Am 9.1.2012 nun hielt der geistliche Führer der Fatah und der Autonomiebehörde, Mufti Muhammad Hussein, zum Anlass des 47. Gründungsjubiläums der Fatah eine Rede, in der er vor jubelnden Palästinensern

nach dieser Einleitung durch den "Moderator"

"Unser Krieg gegen die Nachfahren der Affen und Schweine ist ein Krieg der Religion und des Glaubens.“
„Lang lebe die Fatah! (Ich lade) unseren ehrenwerten Scheich ein zu sprechen.

Folgendes sagte:

"... In zwei der wichtigsten Hadithen-Sammlungen (Buchari und Muslim) heißt es:

"Die Stunde der Auferstehung wird nicht kommen, solange wir die Juden nicht vernichtet haben. Die Juden werden sich hinter Steinen und Bäumen verstecken. Dann werden die Steine und Bäume zu uns rufen: ‚Oh Moslem, Diener Allahs, da versteckt sich ein Jude hinter mir, komm und töte ihn. Und nur der Bocksdorn-Baum wird schweigen."

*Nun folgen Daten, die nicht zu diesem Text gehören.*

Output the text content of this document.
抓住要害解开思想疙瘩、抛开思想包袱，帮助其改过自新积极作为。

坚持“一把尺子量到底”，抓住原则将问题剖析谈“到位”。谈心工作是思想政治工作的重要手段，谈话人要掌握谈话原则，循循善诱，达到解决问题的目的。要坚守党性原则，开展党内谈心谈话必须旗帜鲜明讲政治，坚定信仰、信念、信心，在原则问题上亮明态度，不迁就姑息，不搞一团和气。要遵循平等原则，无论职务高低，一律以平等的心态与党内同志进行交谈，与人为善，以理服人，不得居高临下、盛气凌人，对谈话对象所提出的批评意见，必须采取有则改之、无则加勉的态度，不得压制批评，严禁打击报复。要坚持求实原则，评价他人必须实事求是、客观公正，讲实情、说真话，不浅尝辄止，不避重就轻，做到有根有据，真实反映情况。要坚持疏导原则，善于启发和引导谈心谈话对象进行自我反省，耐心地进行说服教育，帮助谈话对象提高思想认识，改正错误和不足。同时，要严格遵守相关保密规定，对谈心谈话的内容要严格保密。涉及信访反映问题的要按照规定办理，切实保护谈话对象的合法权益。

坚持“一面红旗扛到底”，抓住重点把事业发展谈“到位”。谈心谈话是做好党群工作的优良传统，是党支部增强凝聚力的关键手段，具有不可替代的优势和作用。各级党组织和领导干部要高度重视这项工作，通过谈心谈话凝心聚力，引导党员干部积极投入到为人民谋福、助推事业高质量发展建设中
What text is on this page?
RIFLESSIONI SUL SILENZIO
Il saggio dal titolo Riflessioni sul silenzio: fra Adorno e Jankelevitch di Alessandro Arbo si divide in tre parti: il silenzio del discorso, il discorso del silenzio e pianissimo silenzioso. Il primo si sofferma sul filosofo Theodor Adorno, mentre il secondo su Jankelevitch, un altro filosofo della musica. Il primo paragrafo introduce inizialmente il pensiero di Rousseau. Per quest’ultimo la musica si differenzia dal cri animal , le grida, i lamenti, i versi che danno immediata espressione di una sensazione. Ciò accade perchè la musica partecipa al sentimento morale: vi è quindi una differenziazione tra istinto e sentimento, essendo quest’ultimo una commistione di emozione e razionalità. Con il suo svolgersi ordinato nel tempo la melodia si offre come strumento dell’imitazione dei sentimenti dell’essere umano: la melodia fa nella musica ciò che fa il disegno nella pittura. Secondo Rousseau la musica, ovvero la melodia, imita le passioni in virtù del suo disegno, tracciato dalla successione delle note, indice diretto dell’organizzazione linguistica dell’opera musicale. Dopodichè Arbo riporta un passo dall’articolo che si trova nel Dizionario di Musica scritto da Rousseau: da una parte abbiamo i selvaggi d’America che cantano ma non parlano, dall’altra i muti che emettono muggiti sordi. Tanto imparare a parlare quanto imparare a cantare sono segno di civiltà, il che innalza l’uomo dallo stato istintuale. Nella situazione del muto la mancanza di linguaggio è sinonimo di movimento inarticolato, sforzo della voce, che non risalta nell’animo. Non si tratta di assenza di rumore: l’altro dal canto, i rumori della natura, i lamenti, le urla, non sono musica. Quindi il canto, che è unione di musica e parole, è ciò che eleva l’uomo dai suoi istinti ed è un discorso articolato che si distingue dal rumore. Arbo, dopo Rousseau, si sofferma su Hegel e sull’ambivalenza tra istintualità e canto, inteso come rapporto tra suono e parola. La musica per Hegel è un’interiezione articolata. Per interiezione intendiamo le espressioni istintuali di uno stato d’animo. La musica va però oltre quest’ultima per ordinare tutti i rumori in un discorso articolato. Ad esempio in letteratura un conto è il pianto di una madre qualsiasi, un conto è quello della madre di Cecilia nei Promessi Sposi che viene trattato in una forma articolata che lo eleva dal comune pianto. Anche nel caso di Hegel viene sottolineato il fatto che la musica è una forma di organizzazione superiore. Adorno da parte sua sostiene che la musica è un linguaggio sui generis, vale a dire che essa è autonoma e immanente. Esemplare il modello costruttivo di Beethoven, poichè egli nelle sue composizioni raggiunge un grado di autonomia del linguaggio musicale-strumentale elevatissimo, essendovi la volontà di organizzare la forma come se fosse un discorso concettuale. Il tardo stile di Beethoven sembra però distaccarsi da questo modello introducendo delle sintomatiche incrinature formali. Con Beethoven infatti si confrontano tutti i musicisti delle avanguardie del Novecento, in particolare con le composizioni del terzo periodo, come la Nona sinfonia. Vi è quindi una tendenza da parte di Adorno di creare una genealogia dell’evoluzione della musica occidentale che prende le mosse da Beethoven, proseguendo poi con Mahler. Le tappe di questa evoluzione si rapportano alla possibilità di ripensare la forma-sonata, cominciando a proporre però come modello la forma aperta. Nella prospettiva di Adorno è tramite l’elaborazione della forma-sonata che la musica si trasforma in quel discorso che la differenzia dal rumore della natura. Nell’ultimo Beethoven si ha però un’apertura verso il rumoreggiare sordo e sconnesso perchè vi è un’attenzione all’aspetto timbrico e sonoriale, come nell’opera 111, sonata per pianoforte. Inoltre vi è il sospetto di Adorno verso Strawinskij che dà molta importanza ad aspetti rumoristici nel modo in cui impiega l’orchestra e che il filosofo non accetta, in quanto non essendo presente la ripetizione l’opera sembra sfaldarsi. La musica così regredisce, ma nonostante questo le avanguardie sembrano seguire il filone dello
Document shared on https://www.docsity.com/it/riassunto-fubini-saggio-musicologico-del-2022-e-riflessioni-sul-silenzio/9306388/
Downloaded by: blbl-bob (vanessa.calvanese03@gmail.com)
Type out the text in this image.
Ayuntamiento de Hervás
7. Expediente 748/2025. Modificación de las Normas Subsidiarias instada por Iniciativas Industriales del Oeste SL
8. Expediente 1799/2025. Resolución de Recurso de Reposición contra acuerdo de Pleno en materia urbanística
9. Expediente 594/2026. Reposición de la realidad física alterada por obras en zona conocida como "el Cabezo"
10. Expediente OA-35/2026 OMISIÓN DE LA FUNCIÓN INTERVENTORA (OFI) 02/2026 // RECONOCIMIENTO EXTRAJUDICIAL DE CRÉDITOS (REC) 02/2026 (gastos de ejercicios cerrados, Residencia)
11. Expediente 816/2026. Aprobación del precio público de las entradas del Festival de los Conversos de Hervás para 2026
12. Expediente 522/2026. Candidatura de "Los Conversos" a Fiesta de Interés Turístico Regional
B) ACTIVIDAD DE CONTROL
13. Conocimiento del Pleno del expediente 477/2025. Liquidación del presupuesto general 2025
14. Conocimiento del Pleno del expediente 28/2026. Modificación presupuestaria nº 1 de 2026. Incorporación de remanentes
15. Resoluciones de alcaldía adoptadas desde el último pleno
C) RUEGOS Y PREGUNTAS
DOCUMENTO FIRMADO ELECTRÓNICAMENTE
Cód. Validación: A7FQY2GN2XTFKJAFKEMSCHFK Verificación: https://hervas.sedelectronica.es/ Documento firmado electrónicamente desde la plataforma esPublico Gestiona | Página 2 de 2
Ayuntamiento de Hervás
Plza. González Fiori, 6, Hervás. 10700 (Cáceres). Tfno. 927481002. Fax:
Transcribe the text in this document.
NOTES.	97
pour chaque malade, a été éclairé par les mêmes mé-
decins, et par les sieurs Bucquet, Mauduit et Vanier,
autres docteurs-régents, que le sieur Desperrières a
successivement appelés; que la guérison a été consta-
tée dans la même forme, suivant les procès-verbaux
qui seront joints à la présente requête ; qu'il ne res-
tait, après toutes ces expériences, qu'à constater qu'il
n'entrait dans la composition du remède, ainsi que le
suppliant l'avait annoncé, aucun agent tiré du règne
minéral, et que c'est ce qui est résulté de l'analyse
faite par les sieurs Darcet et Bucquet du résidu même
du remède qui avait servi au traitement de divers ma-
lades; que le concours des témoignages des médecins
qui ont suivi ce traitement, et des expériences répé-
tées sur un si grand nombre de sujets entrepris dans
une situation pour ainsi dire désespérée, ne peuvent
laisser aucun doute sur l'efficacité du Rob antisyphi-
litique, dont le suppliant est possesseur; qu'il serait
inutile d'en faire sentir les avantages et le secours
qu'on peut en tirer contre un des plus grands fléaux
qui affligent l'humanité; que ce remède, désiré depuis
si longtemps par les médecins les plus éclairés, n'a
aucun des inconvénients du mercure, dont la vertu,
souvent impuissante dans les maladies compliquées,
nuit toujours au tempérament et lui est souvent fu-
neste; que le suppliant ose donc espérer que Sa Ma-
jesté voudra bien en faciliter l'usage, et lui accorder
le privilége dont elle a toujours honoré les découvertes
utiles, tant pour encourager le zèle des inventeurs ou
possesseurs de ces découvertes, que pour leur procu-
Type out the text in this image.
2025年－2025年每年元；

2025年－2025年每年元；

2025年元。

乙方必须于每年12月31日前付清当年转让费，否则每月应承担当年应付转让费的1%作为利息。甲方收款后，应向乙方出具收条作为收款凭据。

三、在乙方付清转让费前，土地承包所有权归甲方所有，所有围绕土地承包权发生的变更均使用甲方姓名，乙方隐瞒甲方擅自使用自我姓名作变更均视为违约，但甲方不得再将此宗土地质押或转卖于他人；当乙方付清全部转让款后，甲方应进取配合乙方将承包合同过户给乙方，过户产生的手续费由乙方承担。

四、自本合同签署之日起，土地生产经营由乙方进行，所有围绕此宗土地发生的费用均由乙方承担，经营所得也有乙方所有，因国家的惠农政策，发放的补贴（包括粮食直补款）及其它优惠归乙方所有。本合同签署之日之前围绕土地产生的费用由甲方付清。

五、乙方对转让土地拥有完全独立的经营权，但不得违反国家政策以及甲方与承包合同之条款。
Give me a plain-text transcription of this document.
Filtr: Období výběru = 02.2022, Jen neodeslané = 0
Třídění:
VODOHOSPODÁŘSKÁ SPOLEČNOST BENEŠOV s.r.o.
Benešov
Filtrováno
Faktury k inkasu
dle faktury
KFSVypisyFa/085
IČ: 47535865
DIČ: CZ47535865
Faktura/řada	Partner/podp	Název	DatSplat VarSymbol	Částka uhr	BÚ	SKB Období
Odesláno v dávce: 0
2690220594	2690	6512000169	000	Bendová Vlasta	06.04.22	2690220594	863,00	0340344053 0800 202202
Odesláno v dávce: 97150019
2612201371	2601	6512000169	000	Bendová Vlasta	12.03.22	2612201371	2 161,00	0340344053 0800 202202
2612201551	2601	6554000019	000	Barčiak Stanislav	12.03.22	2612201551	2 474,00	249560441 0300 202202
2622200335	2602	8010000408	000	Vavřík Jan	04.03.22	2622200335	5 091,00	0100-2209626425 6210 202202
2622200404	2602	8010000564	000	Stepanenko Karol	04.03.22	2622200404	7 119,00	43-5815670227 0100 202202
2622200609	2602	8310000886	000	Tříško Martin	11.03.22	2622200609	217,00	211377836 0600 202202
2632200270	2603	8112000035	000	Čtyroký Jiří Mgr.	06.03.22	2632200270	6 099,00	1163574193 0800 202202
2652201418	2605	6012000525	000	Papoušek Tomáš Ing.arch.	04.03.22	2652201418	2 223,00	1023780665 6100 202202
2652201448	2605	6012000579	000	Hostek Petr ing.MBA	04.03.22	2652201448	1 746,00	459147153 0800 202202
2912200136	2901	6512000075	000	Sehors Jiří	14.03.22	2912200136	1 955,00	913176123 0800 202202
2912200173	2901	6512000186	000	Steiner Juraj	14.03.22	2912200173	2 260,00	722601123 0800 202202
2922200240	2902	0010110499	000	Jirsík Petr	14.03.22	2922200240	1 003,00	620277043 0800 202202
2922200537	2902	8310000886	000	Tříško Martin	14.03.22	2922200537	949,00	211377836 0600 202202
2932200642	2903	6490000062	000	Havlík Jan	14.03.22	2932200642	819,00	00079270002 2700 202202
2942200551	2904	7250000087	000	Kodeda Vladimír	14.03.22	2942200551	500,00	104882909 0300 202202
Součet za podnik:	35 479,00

Deshalb ist es kein Wunder, dass sie Bocksdorn rings um ihre Siedlungen und Kolonien pflanzen...
".

Wohlgemerkt 2012 und etwa drei Wochen vor Marcel Reich-Ranickis Rede zum 70. Jahrestag der Befreiung des KZ Auschwitz.

Ich protestiere! Wie abgestumpft sind wir eigentlich, wenn es um verbale Massen- und Völkermörder geht, solange sie im Schutz und Schatten des Islam irrlichtern?

Ich erinnere daran, dass in dem in Deutschland mittlerweile verbotenen (über ausländische Satelliten aber nach wie vor empfangbaren) arabischen Fernsehsender al-Manar mit einer Reichweite von etwa 10 Millionen Zuschauern im Rahmen einer Quizsendung danach gefragt wurde, was ein Jude sei: Eine Kakerlake, ein Schwein oder eine Schlange? Im selben Sender lief eine Dokusoap, in der die jüdische Geschichte thematisiert wurde. Gezeigt wurde ohne jede Hemmung u. a. wie Araber jüdische Männer mimten, die christlichen Kindern die Kehle durchschneiden, damit das gewonnene Blut fürs Brotbacken verwendet werden konnte. So einen Scheiß zeigen die ihren Kindern und in dieser Tradition steht dieser widerliche Mufti.

Es hat andererseits aber auch niemand behauptet, die islamische Welt hätte in den vergangenen 1.000 Jahren einen Kopernikus, Galilei, Rousseau, Kant oder Einstein hervorgebracht und dann mag es angehen.

 

Ich bin der Meinung, dass interessanterweise genau hier der unreine Hund begraben liegt. Man weiß, dass man weder materiell noch intellektuell andere Exportschlager als Hass, Wut, sogar minderjährige Selbstmord-attentäter en gros, die Scharia und immer restriktivere Interpretationen einer nie reformierten Religion anzubieten hat, ohne zu merken, dass das was sie zu ihrem Hass auf das - insgeheim bewunderte - Westliche anstachelt genau das ist, was den Abstand zum Objekt ihres Hasses immer größer werden und sie immer weiter zurückfallen lässt.

Und das - Teufelskreis, ick hör´ dir trapsen - verstärkt den Hass.